А Никон-то, прижаливая служку и боясь расставания с ним, лишь больше распалялся, словно провожал Флавиана на Господние страсти.
– Да к монастырям не прихаживай, нету к ним доверия. Иные старцы без меня совсем пораспустились; лишь видом чернцы, а сердцем суть волци. Чего им помстится, чего диавол в ухо нашепчет? Ино и под ледник спрячут; сиди, де, Бога ради…
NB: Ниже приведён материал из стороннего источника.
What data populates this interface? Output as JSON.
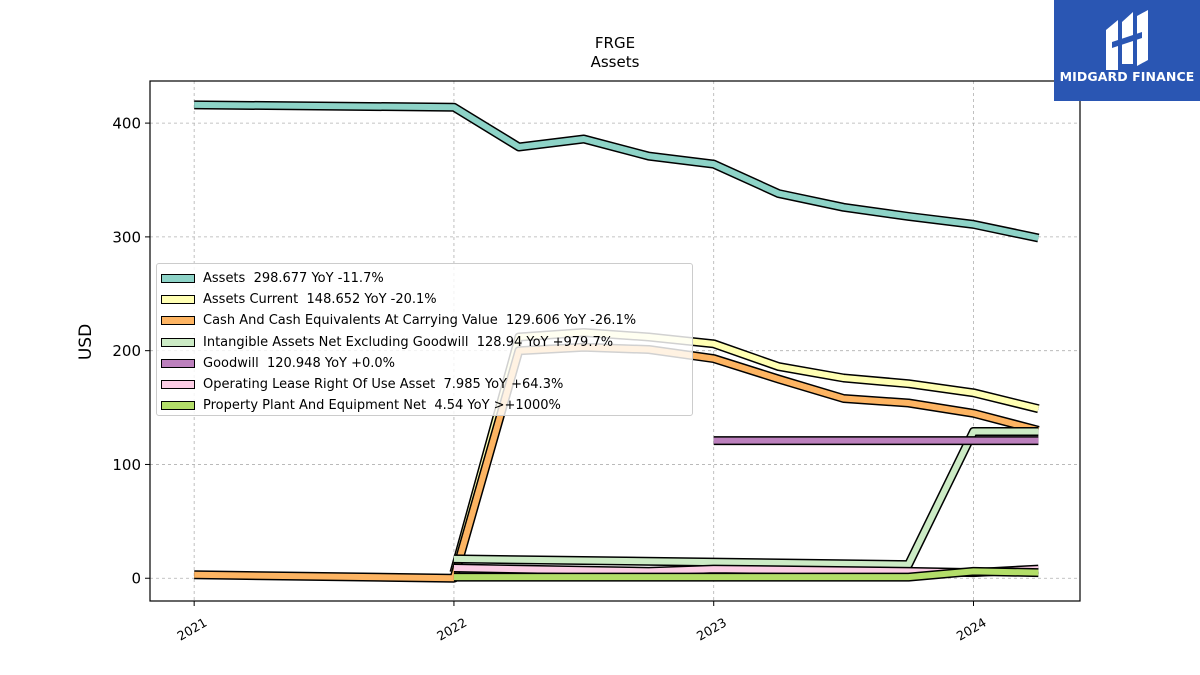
{
  "logo": {
    "text": "MIDGARD FINANCE"
  },
  "chart_data": {
    "type": "line",
    "title": "FRGE",
    "subtitle": "Assets",
    "ylabel": "USD",
    "xlabel": "",
    "ylim": [
      -20,
      437
    ],
    "yticks": [
      0,
      100,
      200,
      300,
      400
    ],
    "xlim": [
      2020.83,
      2024.41
    ],
    "xticks": [
      {
        "value": 2021,
        "label": "2021"
      },
      {
        "value": 2022,
        "label": "2022"
      },
      {
        "value": 2023,
        "label": "2023"
      },
      {
        "value": 2024,
        "label": "2024"
      }
    ],
    "grid": true,
    "legend_position": "center-left",
    "series": [
      {
        "name": "Assets",
        "legend": "Assets  298.677 YoY -11.7%",
        "color": "#8dd3c7",
        "x": [
          2021.0,
          2022.0,
          2022.25,
          2022.5,
          2022.75,
          2023.0,
          2023.25,
          2023.5,
          2023.75,
          2024.0,
          2024.25
        ],
        "y": [
          416,
          414,
          379,
          386,
          371,
          364,
          338,
          326,
          318,
          311,
          299
        ]
      },
      {
        "name": "Assets Current",
        "legend": "Assets Current  148.652 YoY -20.1%",
        "color": "#ffffb3",
        "x": [
          2022.0,
          2022.25,
          2022.5,
          2022.75,
          2023.0,
          2023.25,
          2023.5,
          2023.75,
          2024.0,
          2024.25
        ],
        "y": [
          5,
          212,
          216,
          212,
          206,
          186,
          176,
          171,
          163,
          149
        ]
      },
      {
        "name": "Cash And Cash Equivalents At Carrying Value",
        "legend": "Cash And Cash Equivalents At Carrying Value  129.606 YoY -26.1%",
        "color": "#fdb462",
        "x": [
          2021.0,
          2022.0,
          2022.25,
          2022.5,
          2022.75,
          2023.0,
          2023.25,
          2023.5,
          2023.75,
          2024.0,
          2024.25
        ],
        "y": [
          3,
          0,
          200,
          203,
          201,
          193,
          175,
          158,
          154,
          145,
          130
        ]
      },
      {
        "name": "Intangible Assets Net Excluding Goodwill",
        "legend": "Intangible Assets Net Excluding Goodwill  128.94 YoY +979.7%",
        "color": "#ccebc5",
        "x": [
          2022.0,
          2023.75,
          2024.0,
          2024.25
        ],
        "y": [
          17,
          12,
          129,
          129
        ]
      },
      {
        "name": "Goodwill",
        "legend": "Goodwill  120.948 YoY +0.0%",
        "color": "#bc80bd",
        "x": [
          2023.0,
          2024.25
        ],
        "y": [
          121,
          121
        ]
      },
      {
        "name": "Operating Lease Right Of Use Asset",
        "legend": "Operating Lease Right Of Use Asset  7.985 YoY +64.3%",
        "color": "#fccde5",
        "x": [
          2022.0,
          2022.75,
          2023.0,
          2023.75,
          2024.0,
          2024.25
        ],
        "y": [
          9,
          6,
          8,
          6,
          5,
          8
        ]
      },
      {
        "name": "Property Plant And Equipment Net",
        "legend": "Property Plant And Equipment Net  4.54 YoY >+1000%",
        "color": "#b3de69",
        "x": [
          2022.0,
          2023.75,
          2024.0,
          2024.25
        ],
        "y": [
          1,
          1,
          6,
          5
        ]
      }
    ]
  }
}
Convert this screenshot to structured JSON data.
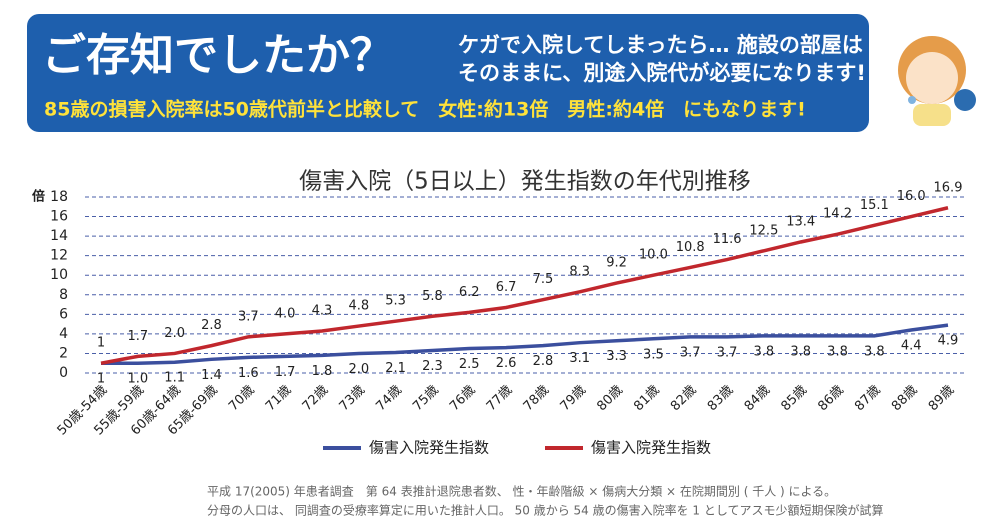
{
  "header": {
    "title": "ご存知でしたか？",
    "message": [
      "ケガで入院してしまったら… 施設の部屋は",
      "そのままに、別途入院代が必要になります!"
    ],
    "highlight": "85歳の損害入院率は50歳代前半と比較して　女性:約13倍　男性:約4倍　にもなります!"
  },
  "chart_data": {
    "type": "line",
    "title": "傷害入院（5日以上）発生指数の年代別推移",
    "y_label": "倍",
    "categories": [
      "50歳-54歳",
      "55歳-59歳",
      "60歳-64歳",
      "65歳-69歳",
      "70歳",
      "71歳",
      "72歳",
      "73歳",
      "74歳",
      "75歳",
      "76歳",
      "77歳",
      "78歳",
      "79歳",
      "80歳",
      "81歳",
      "82歳",
      "83歳",
      "84歳",
      "85歳",
      "86歳",
      "87歳",
      "88歳",
      "89歳"
    ],
    "series": [
      {
        "name": "傷害入院発生指数",
        "color": "#3b4f9e",
        "label_pos": "below",
        "values": [
          1,
          1.0,
          1.1,
          1.4,
          1.6,
          1.7,
          1.8,
          2.0,
          2.1,
          2.3,
          2.5,
          2.6,
          2.8,
          3.1,
          3.3,
          3.5,
          3.7,
          3.7,
          3.8,
          3.8,
          3.8,
          3.8,
          4.4,
          4.9
        ],
        "value_labels": [
          "1",
          "1.0",
          "1.1",
          "1.4",
          "1.6",
          "1.7",
          "1.8",
          "2.0",
          "2.1",
          "2.3",
          "2.5",
          "2.6",
          "2.8",
          "3.1",
          "3.3",
          "3.5",
          "3.7",
          "3.7",
          "3.8",
          "3.8",
          "3.8",
          "3.8",
          "4.4",
          "4.9"
        ]
      },
      {
        "name": "傷害入院発生指数",
        "color": "#c1272d",
        "label_pos": "above",
        "values": [
          1,
          1.7,
          2.0,
          2.8,
          3.7,
          4.0,
          4.3,
          4.8,
          5.3,
          5.8,
          6.2,
          6.7,
          7.5,
          8.3,
          9.2,
          10.0,
          10.8,
          11.6,
          12.5,
          13.4,
          14.2,
          15.1,
          16.0,
          16.9
        ],
        "value_labels": [
          "1",
          "1.7",
          "2.0",
          "2.8",
          "3.7",
          "4.0",
          "4.3",
          "4.8",
          "5.3",
          "5.8",
          "6.2",
          "6.7",
          "7.5",
          "8.3",
          "9.2",
          "10.0",
          "10.8",
          "11.6",
          "12.5",
          "13.4",
          "14.2",
          "15.1",
          "16.0",
          "16.9"
        ]
      }
    ],
    "ylim": [
      0,
      18
    ],
    "yticks": [
      0,
      2,
      4,
      6,
      8,
      10,
      12,
      14,
      16,
      18
    ],
    "grid": true
  },
  "footnote": [
    "平成 17(2005) 年患者調査　第 64 表推計退院患者数、 性・年齢階級 × 傷病大分類 × 在院期間別 ( 千人 ) による。",
    "分母の人口は、 同調査の受療率算定に用いた推計人口。 50 歳から 54 歳の傷害入院率を 1 としてアスモ少額短期保険が試算"
  ]
}
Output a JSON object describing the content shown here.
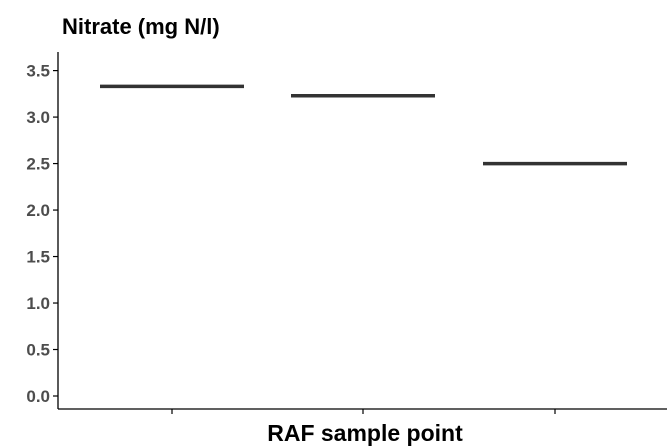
{
  "chart_data": {
    "type": "line",
    "title": "",
    "xlabel": "RAF sample point",
    "ylabel": "Nitrate (mg N/l)",
    "ylim": [
      0,
      3.7
    ],
    "y_ticks": [
      "0.0",
      "0.5",
      "1.0",
      "1.5",
      "2.0",
      "2.5",
      "3.0",
      "3.5"
    ],
    "categories": [
      "",
      "",
      ""
    ],
    "series": [
      {
        "values": [
          3.33,
          3.23,
          2.5
        ]
      }
    ],
    "grid": false,
    "legend": "none",
    "mark_color": "#333333",
    "axis_color": "#000000",
    "tick_label_color": "#4d4d4d"
  }
}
Никон открыл дверь в сени, позвал стрельца. Евтюшка у порога содрал шапку с головы, низко поклонился; косенькие глаза от того усердия, с каким внимал он словам святого старца, вдруг выпрямились; одутловатые щеки, сизые от холода, по-бабьи обвисли на воротник. Экий отелепыш, царев слуга; и чего сыскал в государской службе, каких сытных пашеничных хлебов? Толчись ежедень в карауле, ожидая проказы от заточника иль тычка от пристава; ни семьи тебе, ни детей, ни прислона. А три рубли деньгами годовых, шесть четвертей ржички на прокорм да пуд соли – не особая украса лешачей жизни. И как с нею не очерстветь сердцем? Ан нет, золотыми блестками унизана его душа, ежли ждет сокровенных слов и готова к богоугодному делу…
– Чего позвал тебя, сынок? Знаешь ли ты?..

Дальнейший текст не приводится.